Em Legends, o Icon Of Sin não repete o “abrasileiramento” musical feito em “Temple…”, mas traz um frescor que muitas bandas americanas e europeias poderiam se situar:
– Faixas com tempo de duração palpável, o que torna o álbum agradável e longe de ser “mais do mesmo”;
– Há elementos de hard rock por todo álbum. É o frescor de poder se deleitar, ou melhor, “degustar” um bom riff de guitarra acompanhado de uma bela cozinha rítmica – groove (no baixo, Caio Vidal – virtuoso! Nas baquetas, o impressionante Markos Franzmann).
– Groove, ritmo, força e potência, sem parecer ser uma máquina repetidora;
– Suítes progressivas de bom gosto! Ouvir bandas de metal progressivo, para alguns, chega a ser uma luta ou uma tortura, de tanta “fritação” das técnicas de seus excelentes músicos.
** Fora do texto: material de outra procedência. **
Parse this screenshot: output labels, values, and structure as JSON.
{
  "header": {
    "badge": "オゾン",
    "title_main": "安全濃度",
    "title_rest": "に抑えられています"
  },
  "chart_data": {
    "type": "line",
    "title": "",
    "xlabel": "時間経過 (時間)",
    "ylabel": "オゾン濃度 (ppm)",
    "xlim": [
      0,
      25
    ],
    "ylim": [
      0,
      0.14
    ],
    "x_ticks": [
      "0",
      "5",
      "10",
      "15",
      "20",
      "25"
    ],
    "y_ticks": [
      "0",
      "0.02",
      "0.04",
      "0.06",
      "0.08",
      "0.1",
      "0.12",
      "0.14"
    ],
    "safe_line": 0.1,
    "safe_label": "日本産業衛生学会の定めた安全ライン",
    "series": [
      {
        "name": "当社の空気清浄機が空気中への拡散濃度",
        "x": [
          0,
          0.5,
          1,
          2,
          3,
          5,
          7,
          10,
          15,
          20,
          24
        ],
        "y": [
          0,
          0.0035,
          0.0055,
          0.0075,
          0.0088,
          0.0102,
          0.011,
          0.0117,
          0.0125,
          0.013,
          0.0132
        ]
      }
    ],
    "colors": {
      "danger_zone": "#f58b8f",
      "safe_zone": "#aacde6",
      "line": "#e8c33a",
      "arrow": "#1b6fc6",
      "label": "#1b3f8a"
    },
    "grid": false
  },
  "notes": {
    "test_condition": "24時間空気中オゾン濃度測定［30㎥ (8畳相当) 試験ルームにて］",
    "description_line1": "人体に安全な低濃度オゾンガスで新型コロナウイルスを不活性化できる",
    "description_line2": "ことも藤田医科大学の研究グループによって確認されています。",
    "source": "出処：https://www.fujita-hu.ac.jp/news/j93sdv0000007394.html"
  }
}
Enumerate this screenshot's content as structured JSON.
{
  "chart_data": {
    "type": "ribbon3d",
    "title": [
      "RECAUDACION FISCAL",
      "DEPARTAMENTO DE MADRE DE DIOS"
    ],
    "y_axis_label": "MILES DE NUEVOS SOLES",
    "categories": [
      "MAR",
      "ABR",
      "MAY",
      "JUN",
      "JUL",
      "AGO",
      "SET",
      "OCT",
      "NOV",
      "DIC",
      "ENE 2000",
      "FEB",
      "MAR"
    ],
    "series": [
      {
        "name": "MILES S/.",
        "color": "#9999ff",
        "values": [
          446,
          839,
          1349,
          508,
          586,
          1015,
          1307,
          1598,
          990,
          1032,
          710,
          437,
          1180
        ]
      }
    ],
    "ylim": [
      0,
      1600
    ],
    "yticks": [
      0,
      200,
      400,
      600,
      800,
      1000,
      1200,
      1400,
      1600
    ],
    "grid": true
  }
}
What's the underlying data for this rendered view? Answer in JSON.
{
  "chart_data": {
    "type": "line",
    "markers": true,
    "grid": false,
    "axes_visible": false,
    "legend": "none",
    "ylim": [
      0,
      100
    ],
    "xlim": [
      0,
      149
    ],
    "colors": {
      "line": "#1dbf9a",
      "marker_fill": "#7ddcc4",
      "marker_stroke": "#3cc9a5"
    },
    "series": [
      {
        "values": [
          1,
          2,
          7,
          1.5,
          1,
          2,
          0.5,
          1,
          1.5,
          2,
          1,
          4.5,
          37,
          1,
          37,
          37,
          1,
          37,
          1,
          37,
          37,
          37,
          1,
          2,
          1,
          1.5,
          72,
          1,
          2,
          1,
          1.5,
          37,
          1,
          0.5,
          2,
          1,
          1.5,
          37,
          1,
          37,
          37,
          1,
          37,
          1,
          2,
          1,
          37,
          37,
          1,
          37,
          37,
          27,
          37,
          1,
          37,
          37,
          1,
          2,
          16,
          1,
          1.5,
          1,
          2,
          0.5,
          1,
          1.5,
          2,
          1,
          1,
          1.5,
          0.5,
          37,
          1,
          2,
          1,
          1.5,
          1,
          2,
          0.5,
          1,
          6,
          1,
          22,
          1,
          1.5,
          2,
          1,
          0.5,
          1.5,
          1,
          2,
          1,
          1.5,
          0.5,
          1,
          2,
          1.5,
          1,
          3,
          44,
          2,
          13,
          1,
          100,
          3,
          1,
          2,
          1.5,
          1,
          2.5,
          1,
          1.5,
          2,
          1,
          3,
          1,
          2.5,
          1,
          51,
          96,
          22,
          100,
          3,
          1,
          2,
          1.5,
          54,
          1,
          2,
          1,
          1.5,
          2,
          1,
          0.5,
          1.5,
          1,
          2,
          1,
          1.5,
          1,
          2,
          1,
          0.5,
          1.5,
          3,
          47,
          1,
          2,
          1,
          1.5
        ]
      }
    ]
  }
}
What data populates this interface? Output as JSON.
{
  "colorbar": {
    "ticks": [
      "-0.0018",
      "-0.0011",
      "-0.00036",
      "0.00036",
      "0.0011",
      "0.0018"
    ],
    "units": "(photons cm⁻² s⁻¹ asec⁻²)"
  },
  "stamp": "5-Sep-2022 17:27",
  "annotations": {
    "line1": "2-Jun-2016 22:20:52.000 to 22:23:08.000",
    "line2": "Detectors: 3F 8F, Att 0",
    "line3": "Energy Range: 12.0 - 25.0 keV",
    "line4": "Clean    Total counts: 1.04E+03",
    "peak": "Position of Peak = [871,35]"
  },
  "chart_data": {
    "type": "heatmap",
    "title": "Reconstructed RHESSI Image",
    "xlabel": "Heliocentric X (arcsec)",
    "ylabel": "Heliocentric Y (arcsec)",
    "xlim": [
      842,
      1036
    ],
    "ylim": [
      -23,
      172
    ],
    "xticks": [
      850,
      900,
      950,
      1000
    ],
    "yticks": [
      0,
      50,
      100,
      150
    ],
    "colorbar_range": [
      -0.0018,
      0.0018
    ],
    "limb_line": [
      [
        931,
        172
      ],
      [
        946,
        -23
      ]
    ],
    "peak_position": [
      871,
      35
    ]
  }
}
Icon Of Sin não é um grupo de progressive metal, porém, soube usar a técnica na hora certa e na medida certa transformando o trabalho, não em uma batalha auditiva reservada somente aos amantes do estilo, mas numa odisseia, numa gostosa expectativa onde esperamos a hora em que os músicos mostrarão a técnica no ponto ideal.
“Cimmerian”, é mais hard rock do que se julgava nossa vã ideia de metal e isso é um elogio! Também destaco aqui a faixa “In The Mouth of Madness”, onde a tradicional “galopada” do metal melódico está aqui – o riff de guitarra na entrada do vocal –, uma sensação de ponto e vírgula que faz a melodia ficar mais interessante. É o tal “respiro”, a importância dada ao groove.
Esses detalhes fazem a diferença. Aliás, são os mesmos que poderão trazer oxigênio ao gênero. O solo de “In The Mouth…” mostra um duelo maravilhoso das duas guitarras (Marcelo Gelbcke e Sol Perez – debulhando em todo álbum o melhor de suas técnicas) ardendo.
Comparações com Iron Maiden acabam quando começam as intrínsecas partes de bateria e baixo na faixa “The Scarllet Gospels”. Ou, “Abra a caixa!! Abra os portões!!” Em torno do 5° minuto! Sim, é ali que o baterista, Markos Franzmann, mostra seu valor com um lindo desenho de dois bumbos. Já o baixo, que não costuma ter tanta voz nesse estilo, aqui aparece desnudado.
Na era dos vídeos rápidos, nos tempos dos relacionamentos líquidos (onde temos a geração de jovens que menos se envolvem sexualmente – e isso não é algo positivo, por incrível que pareça), trazer num álbum a sonoridade que teve seu auge há 40 anos, aproximadamente, é um risco mas, antes de tudo, um desafio.
Bandas do estilo metal em geral têm trazido frescor, em diversos subgêneros, como Gojira, SpiritBox e o próprio Ghost. Mas o metal melódico, efervescido por fãs fiéis, ainda não teve sua grande renovação (que pensei ter sido em 2004 com “Temple Of Shadows”, Angra). Mas aqui temos, novamente saindo do Brasil, mais uma tentativa de renovação. Que venha o futuro!
Ouça Legends abaixo:
Muito interessante, parabéns 👏
Um texto rico, em todos os sentidos. Faz perceber como o universo da música é muito mais que gosto musical, é uma arte, esse texto me fez ver como a música pode ir muito além do que eu possa perceber
Ótimo texto, o universo da música é muito extenso, vários gêneros e gostos, anos 80/90 marcou muito, o som da banda em questão é bom, mas peca somente em parecer ser sempre a mesma batida.